During the 1990s, ethnic Serbs forces in Bosnia were supported by both Russia and the Serbian regime of Slobodan Milosovic. And as tensions rise again, concern is mounting over a recent “shopping spree for weapons” by the Serbian government, The Economist said.

Former Yugoslavian states are worried that Serbia’s army is “rising from the ashes”, having “decayed” following multiple conflicts in the 1990s, the paper reported.

“If Serbia were merely modernising its armed forces, no one would mind.” But given Bosnia’s “political turmoil”, the spending has “set off alarms”.


‘Gordian knot’


Serb leaders in Bosnia are “playing with fire”, according to Der Spiegel.
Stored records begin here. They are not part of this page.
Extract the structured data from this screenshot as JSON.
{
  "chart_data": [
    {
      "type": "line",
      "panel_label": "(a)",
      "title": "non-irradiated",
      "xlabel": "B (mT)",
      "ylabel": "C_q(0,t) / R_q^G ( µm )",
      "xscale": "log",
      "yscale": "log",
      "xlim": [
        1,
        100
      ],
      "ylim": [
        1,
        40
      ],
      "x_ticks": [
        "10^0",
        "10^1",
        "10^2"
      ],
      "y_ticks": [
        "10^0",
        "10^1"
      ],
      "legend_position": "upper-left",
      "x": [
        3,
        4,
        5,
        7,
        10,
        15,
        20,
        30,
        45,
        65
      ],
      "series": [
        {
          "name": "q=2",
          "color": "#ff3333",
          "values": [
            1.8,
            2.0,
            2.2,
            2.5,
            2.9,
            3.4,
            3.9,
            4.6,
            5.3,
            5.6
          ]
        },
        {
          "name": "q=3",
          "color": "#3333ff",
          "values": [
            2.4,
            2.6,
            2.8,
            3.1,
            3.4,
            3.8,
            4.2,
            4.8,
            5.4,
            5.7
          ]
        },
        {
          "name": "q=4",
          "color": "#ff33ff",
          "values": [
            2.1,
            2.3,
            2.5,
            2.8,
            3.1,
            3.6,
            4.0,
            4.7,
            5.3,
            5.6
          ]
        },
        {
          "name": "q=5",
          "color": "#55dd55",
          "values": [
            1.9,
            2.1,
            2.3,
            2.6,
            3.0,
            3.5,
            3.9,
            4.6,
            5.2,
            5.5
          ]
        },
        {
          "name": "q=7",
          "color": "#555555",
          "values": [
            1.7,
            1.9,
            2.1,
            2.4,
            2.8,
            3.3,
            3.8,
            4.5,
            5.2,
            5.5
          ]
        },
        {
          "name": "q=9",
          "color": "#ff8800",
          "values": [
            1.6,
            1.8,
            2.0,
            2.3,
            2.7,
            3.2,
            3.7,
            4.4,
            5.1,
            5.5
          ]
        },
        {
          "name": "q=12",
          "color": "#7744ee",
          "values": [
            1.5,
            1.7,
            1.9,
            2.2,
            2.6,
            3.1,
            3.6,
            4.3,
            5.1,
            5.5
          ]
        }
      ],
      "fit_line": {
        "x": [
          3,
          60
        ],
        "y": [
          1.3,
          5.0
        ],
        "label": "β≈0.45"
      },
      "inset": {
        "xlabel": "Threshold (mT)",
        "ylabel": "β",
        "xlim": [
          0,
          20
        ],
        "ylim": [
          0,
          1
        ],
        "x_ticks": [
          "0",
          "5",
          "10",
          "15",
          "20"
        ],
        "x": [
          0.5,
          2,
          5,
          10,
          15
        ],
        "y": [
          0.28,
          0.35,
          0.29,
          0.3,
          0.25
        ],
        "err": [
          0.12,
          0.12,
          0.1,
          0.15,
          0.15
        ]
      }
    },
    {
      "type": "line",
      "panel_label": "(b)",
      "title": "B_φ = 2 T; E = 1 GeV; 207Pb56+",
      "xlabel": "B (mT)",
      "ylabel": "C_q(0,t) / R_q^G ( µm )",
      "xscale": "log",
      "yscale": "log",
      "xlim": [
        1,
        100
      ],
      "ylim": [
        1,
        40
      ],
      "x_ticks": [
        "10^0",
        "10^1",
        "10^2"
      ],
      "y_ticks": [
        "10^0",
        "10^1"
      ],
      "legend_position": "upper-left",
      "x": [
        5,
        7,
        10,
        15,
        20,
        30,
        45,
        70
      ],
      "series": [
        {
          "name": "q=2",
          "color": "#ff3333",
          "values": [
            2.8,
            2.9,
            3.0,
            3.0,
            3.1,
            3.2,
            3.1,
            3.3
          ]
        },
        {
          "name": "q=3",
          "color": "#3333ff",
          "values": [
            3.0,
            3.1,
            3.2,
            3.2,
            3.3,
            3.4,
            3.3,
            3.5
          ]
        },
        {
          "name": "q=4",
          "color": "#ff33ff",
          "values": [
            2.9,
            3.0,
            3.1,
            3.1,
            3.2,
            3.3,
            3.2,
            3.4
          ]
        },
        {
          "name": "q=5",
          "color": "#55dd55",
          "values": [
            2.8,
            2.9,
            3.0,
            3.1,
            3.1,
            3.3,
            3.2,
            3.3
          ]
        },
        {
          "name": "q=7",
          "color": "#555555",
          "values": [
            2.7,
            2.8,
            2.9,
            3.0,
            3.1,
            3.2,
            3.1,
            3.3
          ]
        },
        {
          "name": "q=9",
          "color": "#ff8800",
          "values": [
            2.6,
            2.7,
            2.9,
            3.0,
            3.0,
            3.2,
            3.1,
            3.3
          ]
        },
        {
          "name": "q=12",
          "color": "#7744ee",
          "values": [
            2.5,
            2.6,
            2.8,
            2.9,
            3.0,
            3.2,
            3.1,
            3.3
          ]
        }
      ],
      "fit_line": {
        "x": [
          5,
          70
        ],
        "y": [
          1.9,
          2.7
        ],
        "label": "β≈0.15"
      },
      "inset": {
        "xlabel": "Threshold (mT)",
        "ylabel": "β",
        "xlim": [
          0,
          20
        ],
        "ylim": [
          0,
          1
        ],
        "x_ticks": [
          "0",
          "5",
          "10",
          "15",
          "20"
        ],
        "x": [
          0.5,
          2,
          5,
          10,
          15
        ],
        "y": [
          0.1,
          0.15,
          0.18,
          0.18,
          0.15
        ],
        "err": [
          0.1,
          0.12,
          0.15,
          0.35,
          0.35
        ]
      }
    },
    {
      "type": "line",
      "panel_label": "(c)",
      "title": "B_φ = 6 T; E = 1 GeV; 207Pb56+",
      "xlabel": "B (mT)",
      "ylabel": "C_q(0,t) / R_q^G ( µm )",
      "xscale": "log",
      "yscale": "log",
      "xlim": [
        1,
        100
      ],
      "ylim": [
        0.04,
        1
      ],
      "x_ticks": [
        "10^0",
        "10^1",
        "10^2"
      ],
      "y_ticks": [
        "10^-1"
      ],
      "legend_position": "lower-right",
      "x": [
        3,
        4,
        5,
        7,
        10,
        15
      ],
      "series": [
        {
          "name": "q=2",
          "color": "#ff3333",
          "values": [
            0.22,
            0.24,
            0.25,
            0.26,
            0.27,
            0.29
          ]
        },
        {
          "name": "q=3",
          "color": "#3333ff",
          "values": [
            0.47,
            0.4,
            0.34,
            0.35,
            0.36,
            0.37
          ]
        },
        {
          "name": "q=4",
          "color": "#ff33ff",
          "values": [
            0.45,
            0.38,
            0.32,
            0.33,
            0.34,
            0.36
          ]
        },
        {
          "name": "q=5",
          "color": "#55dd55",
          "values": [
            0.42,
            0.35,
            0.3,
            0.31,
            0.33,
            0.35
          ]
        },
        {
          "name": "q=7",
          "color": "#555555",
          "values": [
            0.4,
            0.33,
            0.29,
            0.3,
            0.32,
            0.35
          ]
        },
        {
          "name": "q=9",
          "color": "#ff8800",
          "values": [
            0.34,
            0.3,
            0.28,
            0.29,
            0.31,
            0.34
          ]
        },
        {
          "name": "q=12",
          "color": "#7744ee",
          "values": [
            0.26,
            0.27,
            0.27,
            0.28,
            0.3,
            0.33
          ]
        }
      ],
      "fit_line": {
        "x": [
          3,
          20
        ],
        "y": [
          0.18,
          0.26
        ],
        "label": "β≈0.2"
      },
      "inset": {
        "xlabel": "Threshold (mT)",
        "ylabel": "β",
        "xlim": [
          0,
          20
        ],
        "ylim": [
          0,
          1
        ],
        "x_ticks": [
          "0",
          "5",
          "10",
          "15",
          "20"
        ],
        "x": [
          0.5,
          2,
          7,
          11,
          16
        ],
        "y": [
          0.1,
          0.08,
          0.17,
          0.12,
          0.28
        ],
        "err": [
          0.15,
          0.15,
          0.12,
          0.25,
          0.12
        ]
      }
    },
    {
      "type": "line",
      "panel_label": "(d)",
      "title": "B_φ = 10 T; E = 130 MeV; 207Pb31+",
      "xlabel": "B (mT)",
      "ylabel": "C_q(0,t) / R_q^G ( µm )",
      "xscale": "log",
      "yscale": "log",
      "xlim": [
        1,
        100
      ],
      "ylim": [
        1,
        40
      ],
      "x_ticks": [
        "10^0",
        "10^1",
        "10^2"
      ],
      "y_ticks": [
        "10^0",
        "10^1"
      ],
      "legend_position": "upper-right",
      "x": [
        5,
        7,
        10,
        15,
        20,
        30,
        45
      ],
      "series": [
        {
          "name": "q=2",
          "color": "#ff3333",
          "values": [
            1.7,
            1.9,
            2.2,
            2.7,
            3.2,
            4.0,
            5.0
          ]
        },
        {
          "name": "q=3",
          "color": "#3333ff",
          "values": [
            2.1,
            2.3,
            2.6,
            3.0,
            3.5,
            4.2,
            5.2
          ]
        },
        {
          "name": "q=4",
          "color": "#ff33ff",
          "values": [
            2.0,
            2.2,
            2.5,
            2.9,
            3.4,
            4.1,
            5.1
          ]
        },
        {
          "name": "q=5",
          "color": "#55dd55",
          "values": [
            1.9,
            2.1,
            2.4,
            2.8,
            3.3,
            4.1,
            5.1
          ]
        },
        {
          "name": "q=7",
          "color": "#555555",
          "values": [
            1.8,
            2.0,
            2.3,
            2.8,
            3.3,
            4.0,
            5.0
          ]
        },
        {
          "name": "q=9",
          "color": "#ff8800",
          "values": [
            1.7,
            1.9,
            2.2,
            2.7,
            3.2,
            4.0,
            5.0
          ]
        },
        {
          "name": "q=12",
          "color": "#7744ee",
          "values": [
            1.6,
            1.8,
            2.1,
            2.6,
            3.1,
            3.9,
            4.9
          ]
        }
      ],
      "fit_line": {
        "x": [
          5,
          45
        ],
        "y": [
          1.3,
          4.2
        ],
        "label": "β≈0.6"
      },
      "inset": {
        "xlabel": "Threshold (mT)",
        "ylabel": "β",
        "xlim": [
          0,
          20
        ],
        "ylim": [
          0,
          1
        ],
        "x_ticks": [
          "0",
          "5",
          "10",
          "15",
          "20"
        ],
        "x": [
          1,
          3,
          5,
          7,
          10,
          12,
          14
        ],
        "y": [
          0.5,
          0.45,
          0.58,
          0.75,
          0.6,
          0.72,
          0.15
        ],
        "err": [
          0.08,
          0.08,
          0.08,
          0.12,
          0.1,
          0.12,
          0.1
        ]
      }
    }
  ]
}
Dodik is continually “stoking nationalist flames” through a series of moves that have put the country on “a dangerous path in an explosive region”.

Bosnia “remains an ethnic patchwork” and “a complicated political construct”, said the German magazine. So the ongoing threat to the Dayton Accords has prompted fears over whether Europe is “prepared for a potential outbreak of violence”.

In The Times, former Conservative leader William Hague warned that the western countries which took so long to decide in favour of intervention in the 1990s must “face down” the rising danger as “simmering ethnic tensions in Bosnia will plunge Europe into crisis”.

“History has shown many times that we neglect the western Balkans at our peril,” he said. “The collapse in Afghanistan indicates what happens when the West loses heart and exhausts its attention span”.

“The same cannot be allowed to happen within the continent of Europe.”

The UN Security Council voted earlier this month to renew the mandates of the remaining EU peacekeeping force and Nato’s Sarajevo base, both of which Russia had “threatened to block”, The Guardian reported.

But Bosnia has “long been Europe’s Gordian knot”, Der Spiegel said. The country was the site where “an ethnic Serb once shot and killed the Austrian heir apparent, sparking the spiral of violence that would become World War One”.

And now the region “will likely determine if lasting peace in the heart of Europe is possible”.